Financially speaking, 2016 was not an average type of year for the City of Redwood Falls. Much of that had to do with the construction of the addition to the Redwood Area Community Center, as it continued to demonstrate the city’s commitment to culture and recreation.

The audit, which was presented at the June 20 city council meeting by Mary Reedy of CliftonLarsenAllen LLP, demonstrated what has been a constant for several years in the city - a strong fiscal position.

According to the audit, in 2016 30.99 percent of its revenues came from local taxes, with 23.39 percent coming in charges for services. That is similar to the 2015 finances when 31.2 percent of the revenues were from local taxes and 26.02 percent were from charges for services. While not an apples to apples comparison, as it is based on the 2015 state report of cities with a population of more that 2,500, the average Minnesota city receives 50.4 percent of its revenue from taxes. 

When it comes to expenditures, said Reedy, Redwood Falls continues to be unique, as 26.14 percent of its budget is spent on culture and recreation, which includes expenditures for amenities such as the parks system, the library and the community center.

However, its largest expenditure – 28.19 percent – is in the area of public safety.

The streets and highways portion makes up 16.14 percent of the expenditures, with 21.59 percent spent in general government. Comparably, the 2015 state report for 2015 of cities with a population of more than 2,500 show 24.4 percent of the expenditures are in public safety, with 8.8 percent of the expenses in the culture and recreation programs.

The city’s general fund unassigned fund balance dropped from $2,950,969 in 2015 to $2,320,802 in 2016, but Reedy said that was due to the funds paid for the community center expansion.

One of the measures of a strong fund balance is the amount of unassigned dollars in comparison to the budgeted general fund expenditures. Reedy said the ideal is for that number to be around 50 percent. With the drop in 2016, that number was at 36 percent locally.

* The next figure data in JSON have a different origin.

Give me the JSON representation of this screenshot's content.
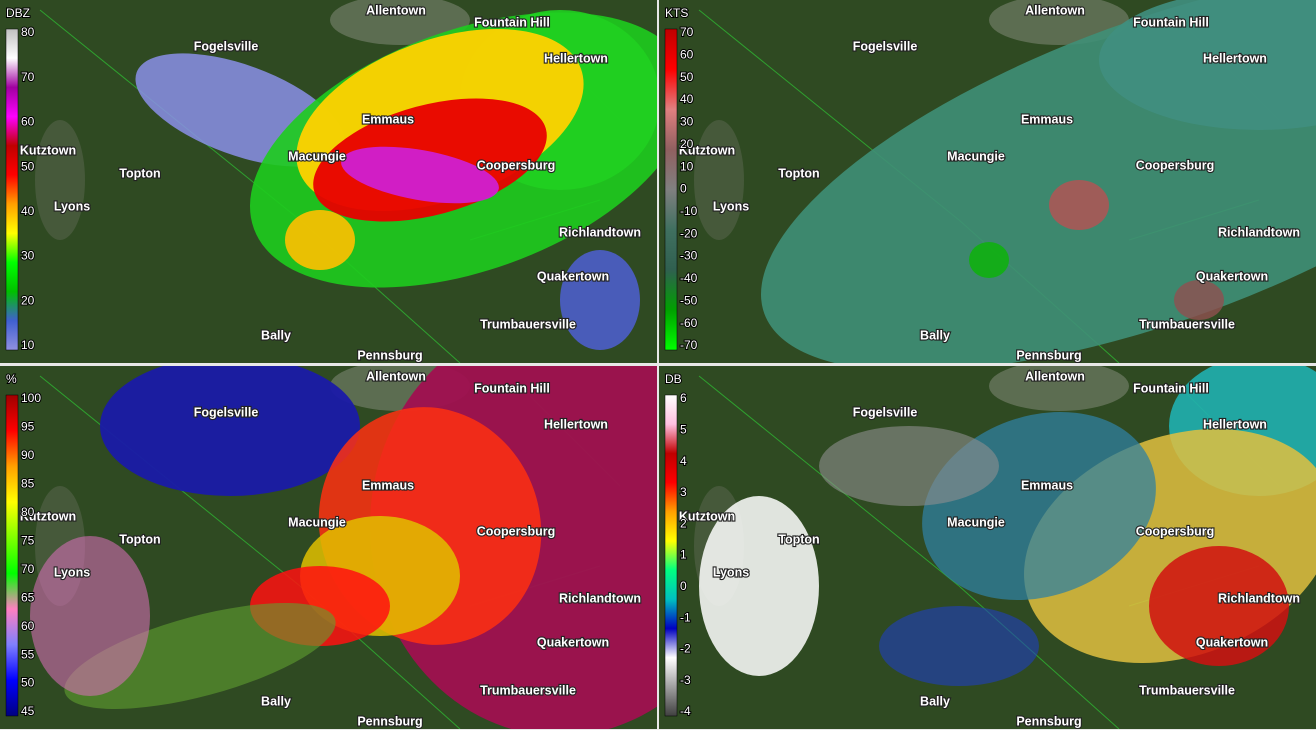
{
  "places": [
    "Allentown",
    "Fountain Hill",
    "Fogelsville",
    "Hellertown",
    "Emmaus",
    "Kutztown",
    "Macungie",
    "Coopersburg",
    "Topton",
    "Lyons",
    "Richlandtown",
    "Quakertown",
    "Trumbauersville",
    "Bally",
    "Pennsburg"
  ],
  "panels": [
    {
      "unit": "DBZ",
      "scale": [
        80,
        70,
        60,
        50,
        40,
        30,
        20,
        10
      ]
    },
    {
      "unit": "KTS",
      "scale": [
        70,
        60,
        50,
        40,
        30,
        20,
        10,
        0,
        -10,
        -20,
        -30,
        -40,
        -50,
        -60,
        -70
      ]
    },
    {
      "unit": "%",
      "scale": [
        100,
        95,
        90,
        85,
        80,
        75,
        70,
        65,
        60,
        55,
        50,
        45
      ]
    },
    {
      "unit": "DB",
      "scale": [
        6,
        5,
        4,
        3,
        2,
        1,
        0,
        -1,
        -2,
        -3,
        -4
      ]
    }
  ]
}
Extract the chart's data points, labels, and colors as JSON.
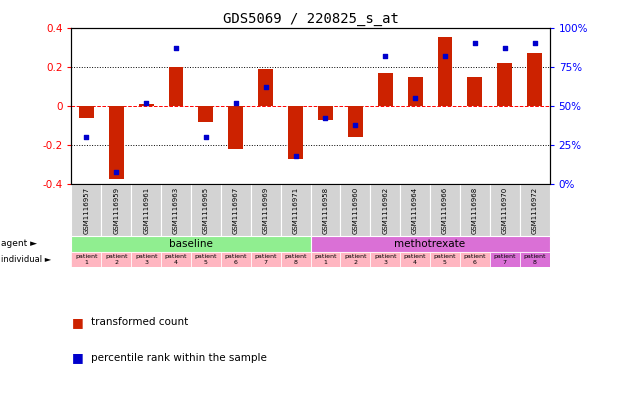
{
  "title": "GDS5069 / 220825_s_at",
  "samples": [
    "GSM1116957",
    "GSM1116959",
    "GSM1116961",
    "GSM1116963",
    "GSM1116965",
    "GSM1116967",
    "GSM1116969",
    "GSM1116971",
    "GSM1116958",
    "GSM1116960",
    "GSM1116962",
    "GSM1116964",
    "GSM1116966",
    "GSM1116968",
    "GSM1116970",
    "GSM1116972"
  ],
  "transformed_count": [
    -0.06,
    -0.37,
    0.01,
    0.2,
    -0.08,
    -0.22,
    0.19,
    -0.27,
    -0.07,
    -0.16,
    0.17,
    0.15,
    0.35,
    0.15,
    0.22,
    0.27
  ],
  "percentile_rank": [
    30,
    8,
    52,
    87,
    30,
    52,
    62,
    18,
    42,
    38,
    82,
    55,
    82,
    90,
    87,
    90
  ],
  "agent_labels": [
    "baseline",
    "methotrexate"
  ],
  "agent_colors": [
    "#90ee90",
    "#da70d6"
  ],
  "individual_labels": [
    "patient\n1",
    "patient\n2",
    "patient\n3",
    "patient\n4",
    "patient\n5",
    "patient\n6",
    "patient\n7",
    "patient\n8",
    "patient\n1",
    "patient\n2",
    "patient\n3",
    "patient\n4",
    "patient\n5",
    "patient\n6",
    "patient\n7",
    "patient\n8"
  ],
  "indiv_bg": [
    "#ffb6c1",
    "#ffb6c1",
    "#ffb6c1",
    "#ffb6c1",
    "#ffb6c1",
    "#ffb6c1",
    "#ffb6c1",
    "#ffb6c1",
    "#ffb6c1",
    "#ffb6c1",
    "#ffb6c1",
    "#ffb6c1",
    "#ffb6c1",
    "#ffb6c1",
    "#da70d6",
    "#da70d6"
  ],
  "bar_color": "#cc2200",
  "dot_color": "#0000cc",
  "ylim": [
    -0.4,
    0.4
  ],
  "yticks": [
    -0.4,
    -0.2,
    0.0,
    0.2,
    0.4
  ],
  "right_yticks": [
    0,
    25,
    50,
    75,
    100
  ],
  "right_ylabels": [
    "0%",
    "25%",
    "50%",
    "75%",
    "100%"
  ],
  "hlines_dotted": [
    0.2,
    -0.2
  ],
  "legend1": "transformed count",
  "legend2": "percentile rank within the sample"
}
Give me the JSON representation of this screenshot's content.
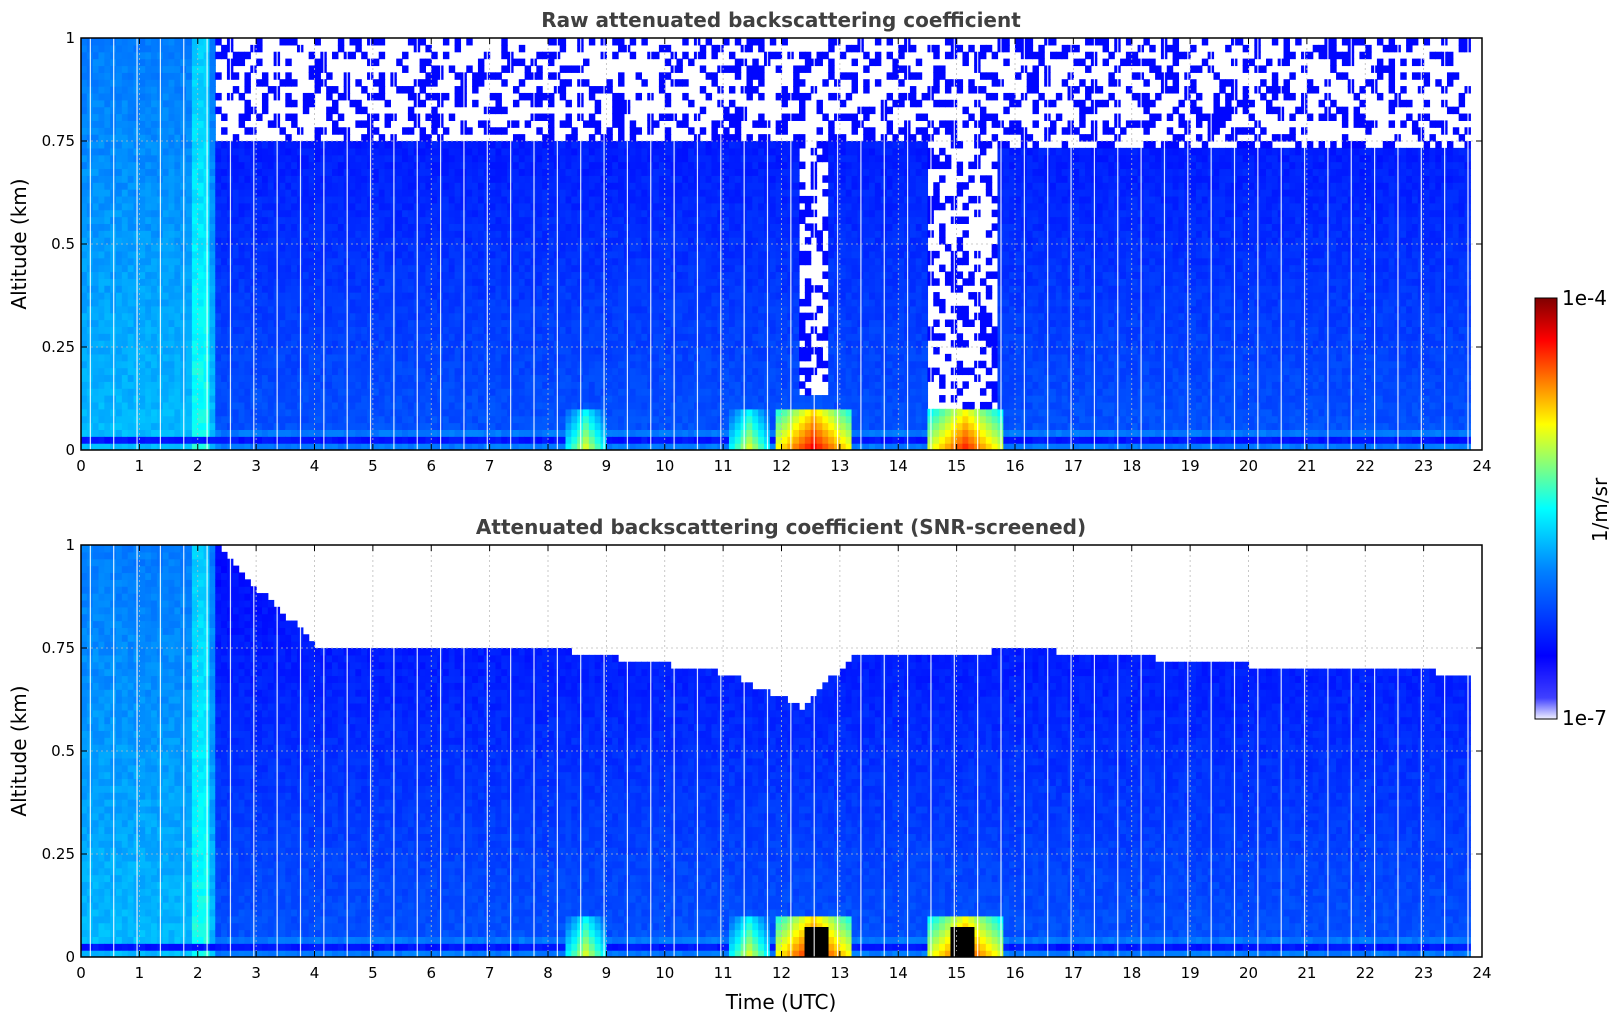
{
  "chart_data": [
    {
      "type": "heatmap",
      "title": "Raw attenuated backscattering coefficient",
      "xlabel": "",
      "ylabel": "Altitude (km)",
      "xlim": [
        0,
        24
      ],
      "ylim": [
        0,
        1
      ],
      "x_ticks": [
        "0",
        "1",
        "2",
        "3",
        "4",
        "5",
        "6",
        "7",
        "8",
        "9",
        "10",
        "11",
        "12",
        "13",
        "14",
        "15",
        "16",
        "17",
        "18",
        "19",
        "20",
        "21",
        "22",
        "23",
        "24"
      ],
      "y_ticks": [
        "0",
        "0.25",
        "0.5",
        "0.75",
        "1"
      ],
      "grid": true,
      "data_end_hour": 23.8,
      "colorscale": "jet",
      "regions": [
        {
          "t_start": 0.0,
          "t_end": 2.3,
          "alt_top": 1.0,
          "value": "1e-5.6"
        },
        {
          "t_start": 2.3,
          "t_end": 12.3,
          "alt_top": 0.75,
          "value": "1e-6.1"
        },
        {
          "t_start": 12.3,
          "t_end": 12.8,
          "alt_top": 0.12,
          "value": "1e-6.3"
        },
        {
          "t_start": 12.8,
          "t_end": 14.5,
          "alt_top": 0.75,
          "value": "1e-6.1"
        },
        {
          "t_start": 14.5,
          "t_end": 15.7,
          "alt_top": 0.1,
          "value": "1e-6.3"
        },
        {
          "t_start": 15.7,
          "t_end": 23.8,
          "alt_top": 0.72,
          "value": "1e-6.1"
        }
      ],
      "near_surface_peaks": [
        {
          "t": 8.6,
          "value": "1e-5.0"
        },
        {
          "t": 11.4,
          "value": "1e-5.0"
        },
        {
          "t": 12.5,
          "value": "1e-4.3"
        },
        {
          "t": 15.1,
          "value": "1e-4.4"
        }
      ]
    },
    {
      "type": "heatmap",
      "title": "Attenuated backscattering coefficient (SNR-screened)",
      "xlabel": "Time (UTC)",
      "ylabel": "Altitude (km)",
      "xlim": [
        0,
        24
      ],
      "ylim": [
        0,
        1
      ],
      "x_ticks": [
        "0",
        "1",
        "2",
        "3",
        "4",
        "5",
        "6",
        "7",
        "8",
        "9",
        "10",
        "11",
        "12",
        "13",
        "14",
        "15",
        "16",
        "17",
        "18",
        "19",
        "20",
        "21",
        "22",
        "23",
        "24"
      ],
      "y_ticks": [
        "0",
        "0.25",
        "0.5",
        "0.75",
        "1"
      ],
      "grid": true,
      "data_end_hour": 23.8,
      "colorscale": "jet",
      "screened_top": [
        {
          "t": 0.0,
          "alt": 1.0
        },
        {
          "t": 2.3,
          "alt": 1.0
        },
        {
          "t": 3.0,
          "alt": 0.88
        },
        {
          "t": 4.0,
          "alt": 0.75
        },
        {
          "t": 8.0,
          "alt": 0.74
        },
        {
          "t": 11.0,
          "alt": 0.68
        },
        {
          "t": 12.3,
          "alt": 0.6
        },
        {
          "t": 13.2,
          "alt": 0.72
        },
        {
          "t": 14.5,
          "alt": 0.72
        },
        {
          "t": 16.0,
          "alt": 0.74
        },
        {
          "t": 20.0,
          "alt": 0.7
        },
        {
          "t": 23.8,
          "alt": 0.68
        }
      ],
      "saturated_points": [
        {
          "t": 12.6,
          "value": "saturated"
        },
        {
          "t": 15.1,
          "value": "saturated"
        }
      ]
    }
  ],
  "colorbar": {
    "min_label": "1e-7",
    "max_label": "1e-4",
    "unit_label": "1/m/sr",
    "colors": [
      "#e8e8ff",
      "#0000ff",
      "#0080ff",
      "#00ffff",
      "#80ff80",
      "#ffff00",
      "#ff8000",
      "#ff0000",
      "#800000"
    ]
  }
}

However, Reedy added that was a bit of an anomaly, as the city’s fund balance has consistently been much closer to the 50 percent mark historically – 49 percent in 2015, 44 percent in 2014, 48 percent in 2013 and 47 percent in 2012.

The council was told while those dollars came out of the fund balance to cover the costs of the community center project, much of that will be recovered based on commitments from the community. A number of donors pledged funds for the project with payments over a period of three to five years. The city covered the cost in 2016 but can expect those funds to come in over the next few years to help boost the fund balance back to its historical position.

The city’s proprietary funds continue, for the most part, to be strong, as its water, storm sewer, public utilities and liquor store all show strong operating income. However the city continues to struggle in its sewer fund, as it has been consistently in the negative since 2012, with the exception in 2013.

Missi Meyer, city finance and administrative services director, said the staff continues to work on that issue to find resolution.

Overall, the city continues to be in a good financial position, said Reedy, adding the clean audit demonstrates that. Members of the council thanked the city staff for its work on the audit. Meyer said the city has put in place strong internal controls to ensure fiscal responsibility, adding with a $50 million budget it is very important to have good people.

That, she added, is certainly the case for Redwood Falls.